Step-by-Step Instructions
  1. In a small saucepan, combine 1 cup of oat cream and 8 ounces of dairy-free chocolate over low heat. Stir gently until smooth, about 5 minutes. Cool and refrigerate overnight.
  2. In a mixing bowl, whisk together 1 cup of buckwheat flour, 1/2 cup of brown rice flour, 1/4 cup of tapioca flour, and 1 cup of rapadura sugar until combined.
  3. In a separate bowl, mix 1 cup of water and 1/2 cup of sunflower seed puree. Gradually pour this into the dry ingredients, stirring until combined.
  4. Carefully fold the wet mixture into the dry ingredients until just combined. Optionally add spices like ginger or cinnamon.
  5. Preheat oven to 350°F (175°C). Pour the batter into a greased 25 x 35 cm baking tray and bake for about 25 minutes.
  6. Remove from the oven and allow to cool completely, about 30-45 minutes.
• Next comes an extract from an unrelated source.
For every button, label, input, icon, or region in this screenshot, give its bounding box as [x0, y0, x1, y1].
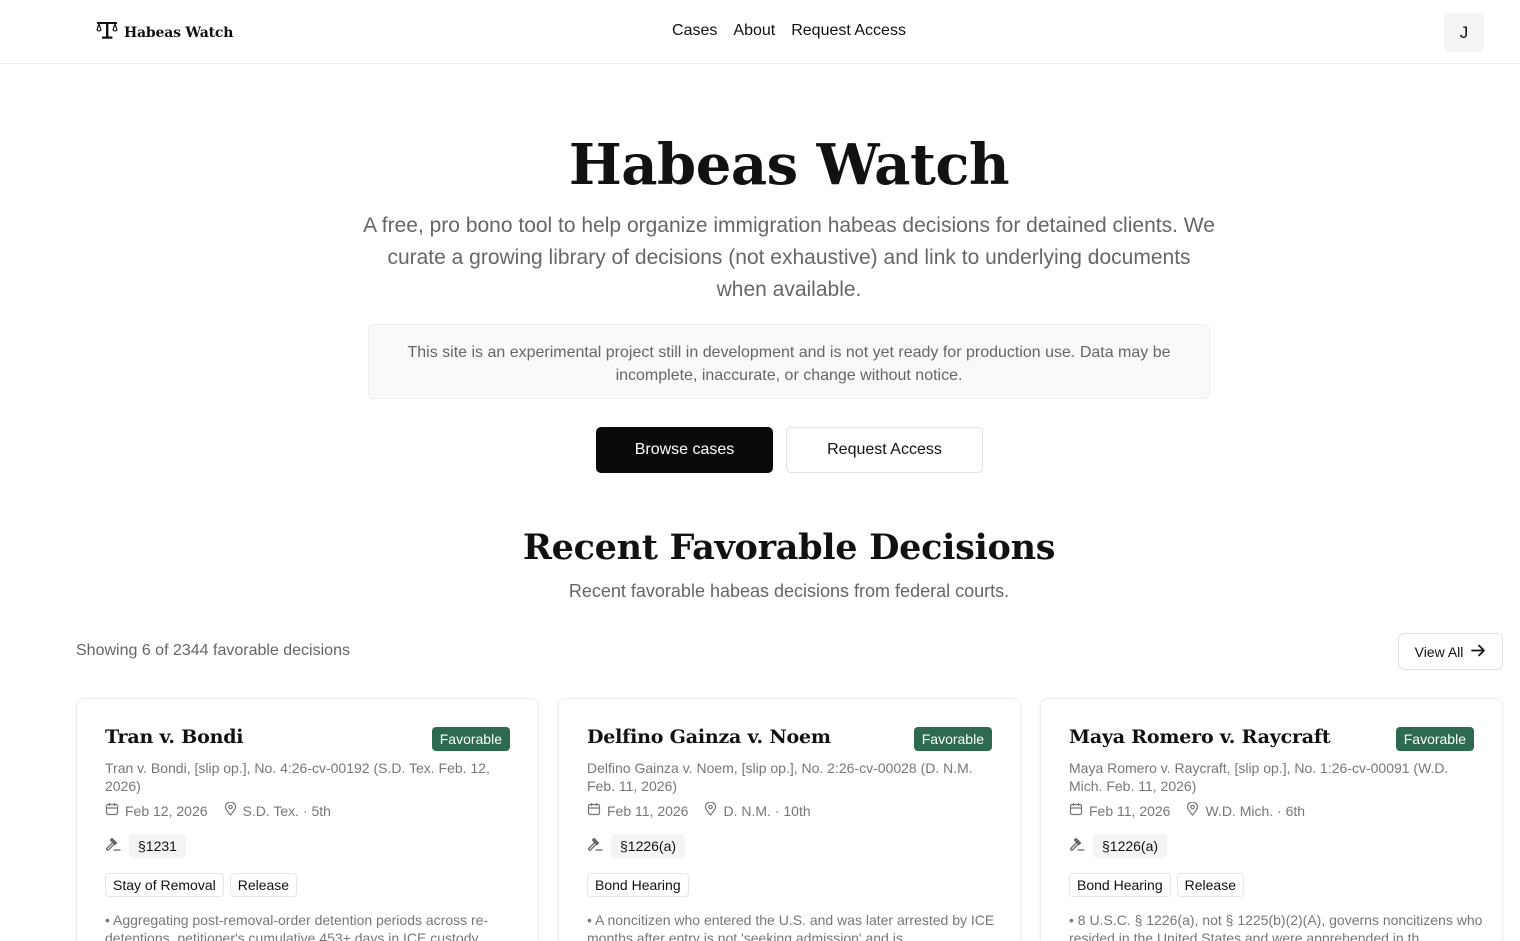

Cut out mini cakes using a 2" round cookie cutter.
  7. Layer the mini cakes with ganache and garnish with cranberries, rosemary, and desiccated coconut.

Nutrition

Serving: 1mini cakeCalories: 180kcalCarbohydrates: 24gProtein: 3gFat: 8gSaturated Fat: 3gPolyunsaturated Fat: 1gMonounsaturated Fat: 3gSodium: 130mgPotassium: 160mgFiber: 2gSugar: 10gVitamin C: 2mgCalcium: 2mgIron: 6mg

Notes

These mini cakes are gluten-free and vegan, catering to dietary needs without compromising taste. Store in an airtight container for up to a week or freeze for up to 3 months.